Through innovative programming in the arts and humanities, The Heritage Center is a neighborhood focal point, archive, and home to the Heritage Collection: Photographs and Oral Histories of West Winter Park. Staffed by community docents, the center is hosting art classes for children, adults, and seniors, traveling exhibitions, family history research and cultural programs with a focus on local history, cultural preservation, and southern folklore. These are offered in partnership with area academic institutions and other not-for-profit organizations.

In partnership with the community and the City of Winter Park’s Community Redevelopment Agency, Crealdé School of Art operates the Heritage Center under a 30-year lease as a tribute to the past, present and future contributions of Winter Park’s African American community.

For more about Winter Park, visit  http://www.cityofwinterpark.org/2005/

The Hannibal Square Heritage Center

Background
In the 1990s, downtown Winter Park began attracting new residents and businesses. Soon many mid-priced properties were purchased for development and attention turned to the West Winter Park. It was feared that this diverse, culturally-rich neighborhood might undergo a gentrification that could homogenize it, erasing memories of African American contributions to Winter Park.

Origins
With this in mind, Crealdé initiated The Heritage Collection: Photographs and Oral Histories of West Winter Park from 1900–1980. Beginning in 2002, personal photographs were collected by a team of historians, an anthropologist, documentary photographers, and community representatives, who researched and recorded oral histories.

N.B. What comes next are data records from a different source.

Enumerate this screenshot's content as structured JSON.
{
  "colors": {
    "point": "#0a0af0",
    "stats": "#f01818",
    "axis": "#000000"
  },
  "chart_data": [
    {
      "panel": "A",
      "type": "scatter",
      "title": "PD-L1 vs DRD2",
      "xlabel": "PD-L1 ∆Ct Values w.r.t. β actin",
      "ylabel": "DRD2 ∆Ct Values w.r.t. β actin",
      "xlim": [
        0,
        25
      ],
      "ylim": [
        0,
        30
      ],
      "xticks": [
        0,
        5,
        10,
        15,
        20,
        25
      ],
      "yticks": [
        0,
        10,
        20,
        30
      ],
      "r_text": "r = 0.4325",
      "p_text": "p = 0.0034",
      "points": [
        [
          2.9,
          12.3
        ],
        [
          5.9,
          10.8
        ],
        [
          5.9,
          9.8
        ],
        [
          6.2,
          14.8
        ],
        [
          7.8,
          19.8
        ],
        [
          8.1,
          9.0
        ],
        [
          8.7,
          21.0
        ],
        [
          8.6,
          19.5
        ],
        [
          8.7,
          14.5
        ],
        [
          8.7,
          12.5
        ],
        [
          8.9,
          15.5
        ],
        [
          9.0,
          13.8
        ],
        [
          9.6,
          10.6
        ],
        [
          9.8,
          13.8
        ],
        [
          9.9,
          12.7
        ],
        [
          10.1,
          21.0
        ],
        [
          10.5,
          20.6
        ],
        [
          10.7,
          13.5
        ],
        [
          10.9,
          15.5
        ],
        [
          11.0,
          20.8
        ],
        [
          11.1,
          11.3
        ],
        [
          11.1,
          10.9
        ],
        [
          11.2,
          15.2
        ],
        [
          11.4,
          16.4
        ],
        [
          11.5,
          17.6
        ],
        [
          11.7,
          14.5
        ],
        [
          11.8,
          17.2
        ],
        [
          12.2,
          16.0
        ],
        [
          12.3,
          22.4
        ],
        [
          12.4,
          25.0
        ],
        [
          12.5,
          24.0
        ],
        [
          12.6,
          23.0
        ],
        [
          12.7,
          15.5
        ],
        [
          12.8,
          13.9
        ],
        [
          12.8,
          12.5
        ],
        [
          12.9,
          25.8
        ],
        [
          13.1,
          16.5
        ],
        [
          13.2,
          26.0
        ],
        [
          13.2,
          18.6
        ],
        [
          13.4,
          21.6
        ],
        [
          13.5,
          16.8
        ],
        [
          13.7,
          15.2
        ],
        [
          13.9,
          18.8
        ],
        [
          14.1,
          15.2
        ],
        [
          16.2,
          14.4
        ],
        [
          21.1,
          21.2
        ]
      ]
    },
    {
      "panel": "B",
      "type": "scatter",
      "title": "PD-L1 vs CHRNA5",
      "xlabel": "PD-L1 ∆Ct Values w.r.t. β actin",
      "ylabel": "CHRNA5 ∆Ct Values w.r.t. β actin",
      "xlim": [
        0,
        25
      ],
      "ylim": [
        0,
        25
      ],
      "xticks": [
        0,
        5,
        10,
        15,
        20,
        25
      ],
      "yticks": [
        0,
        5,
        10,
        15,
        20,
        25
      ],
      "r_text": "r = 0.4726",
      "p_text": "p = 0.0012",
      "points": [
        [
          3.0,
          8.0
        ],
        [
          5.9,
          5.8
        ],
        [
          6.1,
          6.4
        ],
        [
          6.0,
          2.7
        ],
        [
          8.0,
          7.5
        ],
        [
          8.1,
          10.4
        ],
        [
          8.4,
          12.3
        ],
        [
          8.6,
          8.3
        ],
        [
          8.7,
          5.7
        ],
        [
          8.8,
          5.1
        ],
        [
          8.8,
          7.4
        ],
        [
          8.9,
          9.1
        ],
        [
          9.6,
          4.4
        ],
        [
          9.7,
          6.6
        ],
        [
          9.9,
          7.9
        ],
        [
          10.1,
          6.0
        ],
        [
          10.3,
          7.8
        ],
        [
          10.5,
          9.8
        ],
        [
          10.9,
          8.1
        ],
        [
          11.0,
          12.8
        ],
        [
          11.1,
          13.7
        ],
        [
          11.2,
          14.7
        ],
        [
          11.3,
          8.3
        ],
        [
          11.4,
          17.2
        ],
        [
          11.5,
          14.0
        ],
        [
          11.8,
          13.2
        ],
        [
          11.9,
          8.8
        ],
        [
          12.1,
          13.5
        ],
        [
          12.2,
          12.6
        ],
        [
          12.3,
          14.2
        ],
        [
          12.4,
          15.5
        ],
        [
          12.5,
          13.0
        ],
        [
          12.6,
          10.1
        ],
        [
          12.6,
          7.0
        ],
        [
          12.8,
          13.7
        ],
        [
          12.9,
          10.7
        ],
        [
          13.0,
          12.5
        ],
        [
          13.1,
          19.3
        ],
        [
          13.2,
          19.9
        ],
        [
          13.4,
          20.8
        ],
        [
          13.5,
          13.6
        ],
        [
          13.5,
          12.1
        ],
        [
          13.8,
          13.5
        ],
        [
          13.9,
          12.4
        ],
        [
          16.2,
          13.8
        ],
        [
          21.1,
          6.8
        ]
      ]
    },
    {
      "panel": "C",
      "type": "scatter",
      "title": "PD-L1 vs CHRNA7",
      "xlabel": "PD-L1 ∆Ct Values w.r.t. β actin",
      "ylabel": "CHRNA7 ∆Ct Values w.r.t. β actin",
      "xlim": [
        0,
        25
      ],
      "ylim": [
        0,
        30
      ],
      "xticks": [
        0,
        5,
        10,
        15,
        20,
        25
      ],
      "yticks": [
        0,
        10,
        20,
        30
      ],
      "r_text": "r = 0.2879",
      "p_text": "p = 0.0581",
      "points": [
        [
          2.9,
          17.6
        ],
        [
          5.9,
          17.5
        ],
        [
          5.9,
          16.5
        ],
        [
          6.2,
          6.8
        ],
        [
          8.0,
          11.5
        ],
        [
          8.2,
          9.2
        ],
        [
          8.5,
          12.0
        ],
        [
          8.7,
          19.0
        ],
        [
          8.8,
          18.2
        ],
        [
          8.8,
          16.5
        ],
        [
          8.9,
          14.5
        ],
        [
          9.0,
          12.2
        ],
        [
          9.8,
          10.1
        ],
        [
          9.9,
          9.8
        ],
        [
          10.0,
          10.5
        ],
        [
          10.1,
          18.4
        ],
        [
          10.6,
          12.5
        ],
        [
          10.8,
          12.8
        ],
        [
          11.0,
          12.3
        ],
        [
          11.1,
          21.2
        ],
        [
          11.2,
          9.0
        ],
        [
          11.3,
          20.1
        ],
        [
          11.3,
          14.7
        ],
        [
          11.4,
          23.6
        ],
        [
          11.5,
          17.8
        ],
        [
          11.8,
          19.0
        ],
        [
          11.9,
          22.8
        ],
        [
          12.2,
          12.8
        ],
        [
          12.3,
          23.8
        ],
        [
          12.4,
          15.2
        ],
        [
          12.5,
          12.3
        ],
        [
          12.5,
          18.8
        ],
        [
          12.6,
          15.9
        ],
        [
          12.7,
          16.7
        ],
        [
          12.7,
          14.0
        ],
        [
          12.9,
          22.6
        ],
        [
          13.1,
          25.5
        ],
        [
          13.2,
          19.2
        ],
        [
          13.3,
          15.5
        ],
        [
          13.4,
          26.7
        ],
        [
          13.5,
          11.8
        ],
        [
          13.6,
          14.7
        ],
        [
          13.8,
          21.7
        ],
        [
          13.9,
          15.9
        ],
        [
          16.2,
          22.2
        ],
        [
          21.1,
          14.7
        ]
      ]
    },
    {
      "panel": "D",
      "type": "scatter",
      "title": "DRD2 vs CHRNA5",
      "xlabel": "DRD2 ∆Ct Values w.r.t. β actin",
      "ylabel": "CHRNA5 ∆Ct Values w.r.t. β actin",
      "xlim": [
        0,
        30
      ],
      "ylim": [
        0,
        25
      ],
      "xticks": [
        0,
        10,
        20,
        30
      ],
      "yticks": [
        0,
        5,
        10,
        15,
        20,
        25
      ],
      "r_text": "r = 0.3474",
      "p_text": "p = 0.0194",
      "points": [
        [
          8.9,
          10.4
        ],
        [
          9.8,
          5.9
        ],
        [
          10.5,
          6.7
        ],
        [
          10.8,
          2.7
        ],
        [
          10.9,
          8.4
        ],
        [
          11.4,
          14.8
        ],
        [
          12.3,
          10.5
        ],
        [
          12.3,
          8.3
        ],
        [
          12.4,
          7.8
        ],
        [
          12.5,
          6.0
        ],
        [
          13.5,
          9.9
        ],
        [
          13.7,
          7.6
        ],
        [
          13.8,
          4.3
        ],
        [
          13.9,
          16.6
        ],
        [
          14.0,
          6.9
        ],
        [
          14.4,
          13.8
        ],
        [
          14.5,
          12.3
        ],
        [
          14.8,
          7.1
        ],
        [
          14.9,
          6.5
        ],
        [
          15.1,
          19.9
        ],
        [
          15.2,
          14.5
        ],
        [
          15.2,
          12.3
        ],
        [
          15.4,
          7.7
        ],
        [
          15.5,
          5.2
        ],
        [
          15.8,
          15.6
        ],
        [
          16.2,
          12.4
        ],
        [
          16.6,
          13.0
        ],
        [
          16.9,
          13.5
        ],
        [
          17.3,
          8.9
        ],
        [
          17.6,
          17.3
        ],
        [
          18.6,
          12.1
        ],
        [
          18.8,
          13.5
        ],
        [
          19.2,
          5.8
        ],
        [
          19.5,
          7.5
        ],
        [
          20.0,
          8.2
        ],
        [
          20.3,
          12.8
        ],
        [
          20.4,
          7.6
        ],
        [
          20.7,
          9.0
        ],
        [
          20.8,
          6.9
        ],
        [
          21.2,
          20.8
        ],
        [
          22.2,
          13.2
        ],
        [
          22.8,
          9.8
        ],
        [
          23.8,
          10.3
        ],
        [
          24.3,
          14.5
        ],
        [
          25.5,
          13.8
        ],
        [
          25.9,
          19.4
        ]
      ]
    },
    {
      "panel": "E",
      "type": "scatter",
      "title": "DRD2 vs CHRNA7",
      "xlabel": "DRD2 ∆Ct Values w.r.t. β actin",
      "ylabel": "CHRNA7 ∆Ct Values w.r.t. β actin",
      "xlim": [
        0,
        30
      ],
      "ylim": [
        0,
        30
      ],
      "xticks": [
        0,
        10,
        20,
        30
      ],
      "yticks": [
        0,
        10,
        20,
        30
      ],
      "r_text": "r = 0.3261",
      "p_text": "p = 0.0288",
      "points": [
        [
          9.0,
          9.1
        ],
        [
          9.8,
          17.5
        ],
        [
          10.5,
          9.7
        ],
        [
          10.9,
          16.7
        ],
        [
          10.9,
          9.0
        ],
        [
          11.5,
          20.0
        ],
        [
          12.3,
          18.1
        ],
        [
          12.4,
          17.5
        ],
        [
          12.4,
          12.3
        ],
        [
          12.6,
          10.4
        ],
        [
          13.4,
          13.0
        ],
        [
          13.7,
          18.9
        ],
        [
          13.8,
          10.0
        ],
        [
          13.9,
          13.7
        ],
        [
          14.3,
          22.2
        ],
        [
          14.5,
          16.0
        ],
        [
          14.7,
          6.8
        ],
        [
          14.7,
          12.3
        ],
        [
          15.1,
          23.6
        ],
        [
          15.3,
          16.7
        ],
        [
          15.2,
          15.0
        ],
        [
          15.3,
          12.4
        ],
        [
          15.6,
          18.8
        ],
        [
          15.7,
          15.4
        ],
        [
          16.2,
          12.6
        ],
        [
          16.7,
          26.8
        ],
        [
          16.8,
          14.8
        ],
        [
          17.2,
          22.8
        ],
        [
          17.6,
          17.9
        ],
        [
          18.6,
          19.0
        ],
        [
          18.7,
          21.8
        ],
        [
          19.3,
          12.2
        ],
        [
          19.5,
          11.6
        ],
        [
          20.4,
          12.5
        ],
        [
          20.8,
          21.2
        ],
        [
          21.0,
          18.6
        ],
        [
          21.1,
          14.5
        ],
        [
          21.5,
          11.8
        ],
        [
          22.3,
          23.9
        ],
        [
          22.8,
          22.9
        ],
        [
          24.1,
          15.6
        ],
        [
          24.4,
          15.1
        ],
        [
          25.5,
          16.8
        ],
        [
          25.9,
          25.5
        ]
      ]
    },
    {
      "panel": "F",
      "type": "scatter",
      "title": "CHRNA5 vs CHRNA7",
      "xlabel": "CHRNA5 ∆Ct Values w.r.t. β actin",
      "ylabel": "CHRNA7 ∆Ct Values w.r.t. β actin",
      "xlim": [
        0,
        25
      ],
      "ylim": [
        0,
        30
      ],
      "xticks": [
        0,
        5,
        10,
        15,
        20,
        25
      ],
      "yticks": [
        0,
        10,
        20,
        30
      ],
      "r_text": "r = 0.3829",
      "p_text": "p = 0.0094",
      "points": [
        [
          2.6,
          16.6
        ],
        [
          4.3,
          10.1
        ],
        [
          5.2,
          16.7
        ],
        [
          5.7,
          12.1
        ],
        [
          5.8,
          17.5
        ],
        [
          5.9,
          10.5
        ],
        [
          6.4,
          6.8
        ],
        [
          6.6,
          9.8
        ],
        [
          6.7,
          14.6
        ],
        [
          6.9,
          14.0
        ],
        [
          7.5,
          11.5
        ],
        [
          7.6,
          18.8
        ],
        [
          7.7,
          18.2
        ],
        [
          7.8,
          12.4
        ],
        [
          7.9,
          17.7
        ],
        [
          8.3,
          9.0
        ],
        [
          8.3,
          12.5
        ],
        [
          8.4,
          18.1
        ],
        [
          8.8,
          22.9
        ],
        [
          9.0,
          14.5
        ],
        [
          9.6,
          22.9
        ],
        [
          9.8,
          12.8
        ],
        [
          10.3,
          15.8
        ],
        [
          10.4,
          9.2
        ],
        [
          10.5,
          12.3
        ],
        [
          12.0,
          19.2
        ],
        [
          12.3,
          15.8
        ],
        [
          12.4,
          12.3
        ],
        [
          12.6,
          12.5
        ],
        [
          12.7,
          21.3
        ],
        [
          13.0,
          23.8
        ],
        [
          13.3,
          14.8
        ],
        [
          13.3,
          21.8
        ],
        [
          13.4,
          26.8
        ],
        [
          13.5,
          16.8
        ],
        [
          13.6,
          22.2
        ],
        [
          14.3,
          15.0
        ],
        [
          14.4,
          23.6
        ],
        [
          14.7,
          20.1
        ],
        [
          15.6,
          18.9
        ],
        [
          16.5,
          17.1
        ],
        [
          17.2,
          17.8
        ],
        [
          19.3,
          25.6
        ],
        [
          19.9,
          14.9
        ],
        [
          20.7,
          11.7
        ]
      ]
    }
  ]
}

Currently, this ongoing collection consists of over 80 museum-quality framed historical photographs, contemporary portraits and oral histories. In these simple photographs and stories, history is recounted by residents who lived it.

A New Home

This project of the Community Redevelopment Agency of the City of Winter Park opened on  April 28, 2007.

The Center is a place where the entire community can learn of the contributions of West Winter Park residents. 
It also serves as a facility for no-fee Crealdé outreach classes for West Winter Park residents, and provides programming from Crealdé’s art curriculum and through partnerships with the University of Central Florida, the Orange County Regional History Center, the Winter Park Historical Museum, Jeanine Taylor Folk Art Gallery, and the Zora Neale Hurston Museum. It is jointly managed by Crealdé and the Winter Park Community Center.

"This is where we are from... the only way it will stay ours is if the kids become part of it right now."